29. Parlementer

Tu avances vers la lumière, tu lèves les mains très haut, qu’on voie bien que tu te rends, une bavure est si vite arrivée, tu fais quelques pas sur le parvis. Le temps que tes yeux s’habituent, tu découvres un spectacle magnifique. Tu as bien fait de ne pas fuir. Le lecteur qui voulait résister, lui, où est-il à c’t’heure ? En train de ramper dans la boue du jardin ? A bout de souffle, sur les toits ? Tandis que toi, tu les vois les badauds, les vivants, ils sont tous là ! La petite place ô combien moyenâgeuse est pleine comme un stade un jour de match, ou mieux : comme un élevage de poulets en batterie. Ce moment est à savourer… tous ces gens sont là pour toi ! Tu comprends pourquoi, au bon temps des exécutions publiques, certains rêvaient de finir guillotiné sur la place ! Toi, en plus, comme tu n’as rien fait, tu ne risques pas grand-chose. C’est peut-être là, ton erreur. Tu n’as rien fait ? La belle affaire ! Depuis quand faudrait-il avoir fait quelque chose pour être exterminé, brûlé sur un bûcher, embarqué dans un wagon ?

A ton apparition, le silence s’est fait, ou presque, disons, un grondement ralenti, un murmure lourd de menaces. Et toutes ces paires d’yeux qui te regardent ! Finalement c’est peut-être un peu trop pour toi comme émotion, non?

– Ne bouge plus ! crie un haut parleur.

C’est peu dire que tu bouges plus, tu es paralysé.
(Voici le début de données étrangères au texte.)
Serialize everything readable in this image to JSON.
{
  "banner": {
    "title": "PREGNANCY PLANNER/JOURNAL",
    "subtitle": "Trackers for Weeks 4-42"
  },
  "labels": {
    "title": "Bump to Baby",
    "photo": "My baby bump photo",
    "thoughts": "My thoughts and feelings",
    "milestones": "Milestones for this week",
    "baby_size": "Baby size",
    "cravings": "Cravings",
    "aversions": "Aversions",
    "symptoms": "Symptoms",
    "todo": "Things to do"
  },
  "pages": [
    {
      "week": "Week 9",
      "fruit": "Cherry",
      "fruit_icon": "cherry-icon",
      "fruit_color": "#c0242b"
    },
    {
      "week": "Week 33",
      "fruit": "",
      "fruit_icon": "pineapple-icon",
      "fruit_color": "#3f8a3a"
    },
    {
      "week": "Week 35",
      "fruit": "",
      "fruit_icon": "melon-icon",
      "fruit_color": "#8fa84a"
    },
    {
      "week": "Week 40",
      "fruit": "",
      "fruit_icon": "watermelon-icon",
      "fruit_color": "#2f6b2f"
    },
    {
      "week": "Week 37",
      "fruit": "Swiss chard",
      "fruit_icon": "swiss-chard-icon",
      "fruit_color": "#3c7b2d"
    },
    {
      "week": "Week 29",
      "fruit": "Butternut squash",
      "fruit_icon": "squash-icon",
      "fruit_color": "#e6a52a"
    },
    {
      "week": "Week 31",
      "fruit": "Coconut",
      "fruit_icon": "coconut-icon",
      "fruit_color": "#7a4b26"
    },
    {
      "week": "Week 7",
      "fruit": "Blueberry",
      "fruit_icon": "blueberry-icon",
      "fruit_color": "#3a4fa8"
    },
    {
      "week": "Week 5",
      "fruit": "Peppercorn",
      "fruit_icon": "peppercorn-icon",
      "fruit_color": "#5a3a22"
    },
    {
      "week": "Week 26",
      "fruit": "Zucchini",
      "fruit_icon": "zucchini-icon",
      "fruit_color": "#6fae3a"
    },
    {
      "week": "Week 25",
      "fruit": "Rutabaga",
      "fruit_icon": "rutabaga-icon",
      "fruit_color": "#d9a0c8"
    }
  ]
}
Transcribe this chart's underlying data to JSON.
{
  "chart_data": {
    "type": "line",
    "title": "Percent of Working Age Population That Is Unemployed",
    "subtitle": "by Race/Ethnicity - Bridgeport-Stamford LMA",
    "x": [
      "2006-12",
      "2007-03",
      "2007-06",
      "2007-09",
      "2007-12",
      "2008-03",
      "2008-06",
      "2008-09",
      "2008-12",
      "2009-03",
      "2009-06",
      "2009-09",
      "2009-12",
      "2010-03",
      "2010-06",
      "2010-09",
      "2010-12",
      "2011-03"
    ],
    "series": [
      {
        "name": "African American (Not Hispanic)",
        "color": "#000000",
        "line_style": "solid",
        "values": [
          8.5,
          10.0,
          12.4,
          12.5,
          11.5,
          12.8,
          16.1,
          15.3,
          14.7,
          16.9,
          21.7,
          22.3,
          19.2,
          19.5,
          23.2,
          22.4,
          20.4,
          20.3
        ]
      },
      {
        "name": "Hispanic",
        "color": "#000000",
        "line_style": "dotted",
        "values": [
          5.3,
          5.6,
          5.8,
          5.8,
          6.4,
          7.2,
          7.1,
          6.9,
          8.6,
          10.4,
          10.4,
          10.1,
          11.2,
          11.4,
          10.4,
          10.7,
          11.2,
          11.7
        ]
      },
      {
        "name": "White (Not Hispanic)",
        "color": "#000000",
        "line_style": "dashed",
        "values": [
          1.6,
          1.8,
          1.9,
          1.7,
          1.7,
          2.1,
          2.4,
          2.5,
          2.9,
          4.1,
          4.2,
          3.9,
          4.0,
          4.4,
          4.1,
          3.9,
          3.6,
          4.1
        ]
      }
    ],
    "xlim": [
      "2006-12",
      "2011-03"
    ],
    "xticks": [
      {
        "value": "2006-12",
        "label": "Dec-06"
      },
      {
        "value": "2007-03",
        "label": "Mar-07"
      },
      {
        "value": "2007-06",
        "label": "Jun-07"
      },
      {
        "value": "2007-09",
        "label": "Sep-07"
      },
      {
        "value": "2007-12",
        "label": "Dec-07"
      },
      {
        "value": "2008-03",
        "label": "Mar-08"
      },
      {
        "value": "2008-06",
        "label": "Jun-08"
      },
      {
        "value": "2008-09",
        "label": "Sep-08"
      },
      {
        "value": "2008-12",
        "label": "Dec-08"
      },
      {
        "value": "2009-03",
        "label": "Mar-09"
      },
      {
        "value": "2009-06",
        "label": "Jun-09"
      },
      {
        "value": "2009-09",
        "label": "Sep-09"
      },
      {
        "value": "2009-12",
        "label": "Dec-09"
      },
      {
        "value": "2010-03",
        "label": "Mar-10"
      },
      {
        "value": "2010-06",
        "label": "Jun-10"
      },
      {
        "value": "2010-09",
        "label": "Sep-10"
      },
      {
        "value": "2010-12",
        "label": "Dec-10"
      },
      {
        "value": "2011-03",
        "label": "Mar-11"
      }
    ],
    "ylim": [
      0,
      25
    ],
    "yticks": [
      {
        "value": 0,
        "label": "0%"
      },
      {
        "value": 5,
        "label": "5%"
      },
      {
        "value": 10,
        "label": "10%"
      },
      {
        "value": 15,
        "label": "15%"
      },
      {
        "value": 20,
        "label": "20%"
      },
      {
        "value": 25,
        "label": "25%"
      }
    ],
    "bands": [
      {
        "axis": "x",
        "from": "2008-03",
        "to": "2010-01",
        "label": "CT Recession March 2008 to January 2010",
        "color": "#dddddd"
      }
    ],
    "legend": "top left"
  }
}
Soudain, une ombre est passée dans la lumière, un projectile t’a frôlé le crâne. ça donne le signal. Une immense vocifération s’élève, un galet frappe le sol tout près de ton pied, un truc s’écrase à droite. Tchak ! Ploc ! Tac ! Splatch ! On te canarde de partout. Tu vois arriver des trucs. Tu essaies de les éviter… Soudain, sur tes yeux, ton nez, ça explose. Un truc visqueux. Tu as juste le temps de croire que c’est une tomate, une simple tomate, que ça fait très mal, ça pique, tu tombes en arrière.

Tu es tombé en arrière, ta tête a cogné sur le sol, une douleur énorme, un fracas cosmique dans ton crâne, tu te dis ça va pas durer, c’est rien, je me suis cogné la tête, bref tu minimises, tu veux pas admettre, tu te relèves, tu veux faire un pas, tu vois tout noir (une fraction de seconde) et tu t’affaisses.

Tu viens de t’évanouir, de tomber dans les pommes, mais tu ne le sais pas encore, forcément, évidemment, puisque tu es dans le trou noir, donc fais comme si je ne t’avais rien dit, reste inconscient… Ensuite, va te réveiller, te requinquer, retrouver ta science, ta conscience à l’hôpital, au chapitre 43.